The mosquito affects humans only in their adult stage, all other mosquitoes stages occur in water. There are about three thousand species of mosquitoes worldwide, approximately 170 species in North America. Breeding sites, biting preferences, time of day they bite and ability to transmit diseases vary with the species.
Mosquitoes undergo complete metamorphosis, egg, larvae (top left,) pupae (center) and adult (bottom) The adult male feeds on nectar and is important only for mating. The female usually must have a blood feast in order to produce viable eggs and that is where the problems begin. They feed on mammals, and humans are among some species favorites. This is annoying and at times unbearable, but not as scary as the diseases some are able to carry. Certain female mosquitoes are capable of being vectors (disease carriers,) of Malaria, West Nile Virus, Yellow Fever, Dengue, and Dog Heartworm.
Breeding occurs with mosquitoes in any area there is standing water such as stagnant ponds, discarded tires, tree stumps, etc. The more rainfall per season, the more numerous the mosquitoes. With mild winters and excessive rainfalls the possibility of a troublesome mosquito season is more likely.
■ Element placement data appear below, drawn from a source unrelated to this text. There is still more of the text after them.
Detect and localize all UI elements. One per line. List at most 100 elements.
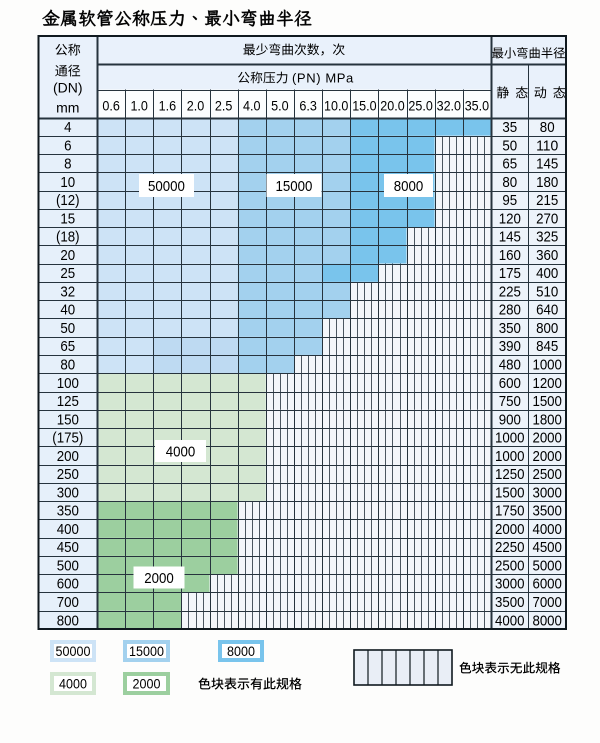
svg-text:7000: 7000 [532, 595, 562, 611]
svg-text:15.0: 15.0 [352, 99, 377, 114]
svg-text:5.0: 5.0 [271, 99, 289, 114]
svg-text:(DN): (DN) [53, 80, 83, 96]
svg-text:8000: 8000 [394, 179, 424, 195]
svg-text:15: 15 [60, 211, 75, 227]
svg-text:4000: 4000 [532, 522, 562, 538]
svg-text:175: 175 [499, 266, 521, 282]
svg-text:1200: 1200 [532, 376, 562, 392]
svg-text:180: 180 [536, 175, 558, 191]
svg-text:50000: 50000 [148, 179, 185, 195]
svg-text:40: 40 [60, 303, 75, 319]
svg-text:2000: 2000 [144, 571, 174, 587]
svg-text:15000: 15000 [276, 179, 313, 195]
svg-text:6000: 6000 [532, 577, 562, 593]
svg-text:500: 500 [57, 559, 79, 575]
svg-text:215: 215 [536, 193, 558, 209]
svg-text:390: 390 [499, 339, 521, 355]
svg-text:270: 270 [536, 211, 558, 227]
svg-text:900: 900 [499, 412, 521, 428]
svg-text:4000: 4000 [166, 444, 196, 460]
svg-text:3000: 3000 [532, 485, 562, 501]
svg-text:360: 360 [536, 248, 558, 264]
svg-text:480: 480 [499, 358, 521, 374]
svg-text:8000: 8000 [227, 644, 255, 659]
svg-text:4: 4 [64, 120, 71, 136]
svg-text:25: 25 [60, 266, 75, 282]
svg-text:2000: 2000 [532, 449, 562, 465]
svg-text:32: 32 [60, 284, 75, 300]
svg-text:15000: 15000 [129, 644, 164, 659]
svg-text:3000: 3000 [495, 577, 525, 593]
svg-text:4000: 4000 [495, 613, 525, 629]
svg-text:110: 110 [536, 138, 558, 154]
svg-text:1250: 1250 [495, 467, 525, 483]
svg-text:400: 400 [536, 266, 558, 282]
svg-text:800: 800 [57, 613, 79, 629]
svg-text:35: 35 [502, 120, 517, 136]
svg-text:20.0: 20.0 [380, 99, 405, 114]
svg-text:80: 80 [60, 358, 75, 374]
svg-text:510: 510 [536, 284, 558, 300]
svg-text:800: 800 [536, 321, 558, 337]
svg-text:2000: 2000 [532, 431, 562, 447]
svg-text:150: 150 [57, 412, 79, 428]
svg-text:8000: 8000 [532, 613, 562, 629]
svg-text:100: 100 [57, 376, 79, 392]
svg-text:145: 145 [499, 230, 521, 246]
svg-text:6.3: 6.3 [299, 99, 317, 114]
svg-text:(175): (175) [52, 431, 83, 447]
svg-text:1000: 1000 [495, 449, 525, 465]
svg-text:300: 300 [57, 485, 79, 501]
svg-text:2000: 2000 [495, 522, 525, 538]
svg-text:(12): (12) [56, 193, 80, 209]
svg-text:80: 80 [540, 120, 555, 136]
svg-text:3500: 3500 [532, 504, 562, 520]
svg-text:2500: 2500 [495, 559, 525, 575]
svg-text:125: 125 [57, 394, 79, 410]
svg-text:50: 50 [502, 138, 517, 154]
svg-text:225: 225 [499, 284, 521, 300]
svg-text:20: 20 [60, 248, 75, 264]
svg-text:8: 8 [64, 157, 71, 173]
svg-text:25.0: 25.0 [408, 99, 433, 114]
svg-text:1800: 1800 [532, 412, 562, 428]
svg-text:1500: 1500 [532, 394, 562, 410]
svg-text:400: 400 [57, 522, 79, 538]
svg-text:1.0: 1.0 [130, 99, 148, 114]
svg-text:200: 200 [57, 449, 79, 465]
svg-text:450: 450 [57, 540, 79, 556]
svg-text:4000: 4000 [59, 677, 87, 692]
svg-text:250: 250 [57, 467, 79, 483]
svg-text:80: 80 [502, 175, 517, 191]
svg-text:160: 160 [499, 248, 521, 264]
svg-text:65: 65 [60, 339, 75, 355]
svg-text:5000: 5000 [532, 559, 562, 575]
svg-text:600: 600 [57, 577, 79, 593]
svg-text:3500: 3500 [495, 595, 525, 611]
svg-text:65: 65 [502, 157, 517, 173]
svg-text:1500: 1500 [495, 485, 525, 501]
svg-text:4.0: 4.0 [243, 99, 261, 114]
svg-text:50: 50 [60, 321, 75, 337]
svg-text:4500: 4500 [532, 540, 562, 556]
svg-text:1.6: 1.6 [159, 99, 177, 114]
svg-text:50000: 50000 [56, 644, 91, 659]
svg-text:2500: 2500 [532, 467, 562, 483]
svg-text:1000: 1000 [532, 358, 562, 374]
svg-text:700: 700 [57, 595, 79, 611]
svg-text:2.5: 2.5 [215, 99, 233, 114]
svg-text:10: 10 [60, 175, 75, 191]
svg-text:mm: mm [56, 100, 79, 116]
svg-text:2000: 2000 [133, 677, 161, 692]
svg-text:6: 6 [64, 138, 71, 154]
svg-text:350: 350 [499, 321, 521, 337]
svg-text:(PN) MPa: (PN) MPa [292, 70, 354, 85]
svg-text:10.0: 10.0 [324, 99, 349, 114]
svg-text:(18): (18) [56, 230, 80, 246]
svg-text:35.0: 35.0 [465, 99, 490, 114]
svg-text:95: 95 [502, 193, 517, 209]
svg-text:1000: 1000 [495, 431, 525, 447]
svg-text:350: 350 [57, 504, 79, 520]
svg-text:1750: 1750 [495, 504, 525, 520]
svg-text:325: 325 [536, 230, 558, 246]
Complete development from egg to adult varies with species and temperature, but usually takes from 10-14 days. Once the eggs hatch into larvae or wigglers they begin feeding on algae and other organic matter in the water. The larvae develop through four molts and pupate. The pupae do not feed but are mobile spending much of their time near the water surface to breathe, and after one to three days emerge as an adult. The adults mate 24-48 hours after emergence.
The male dies after six or seven days, the female, depending on the species, lives from two weeks to 3 months during the summer. Once she has had a blood meal she will lay her first and largest brood of 50-500 eggs. Subsequent broods will be smaller but there will be 8-10 broods.Consider an average brood of 200 eggs per brood and that this insect can complete its development in less than two weeks, we can obtain in only five generations some 20 million of these pests.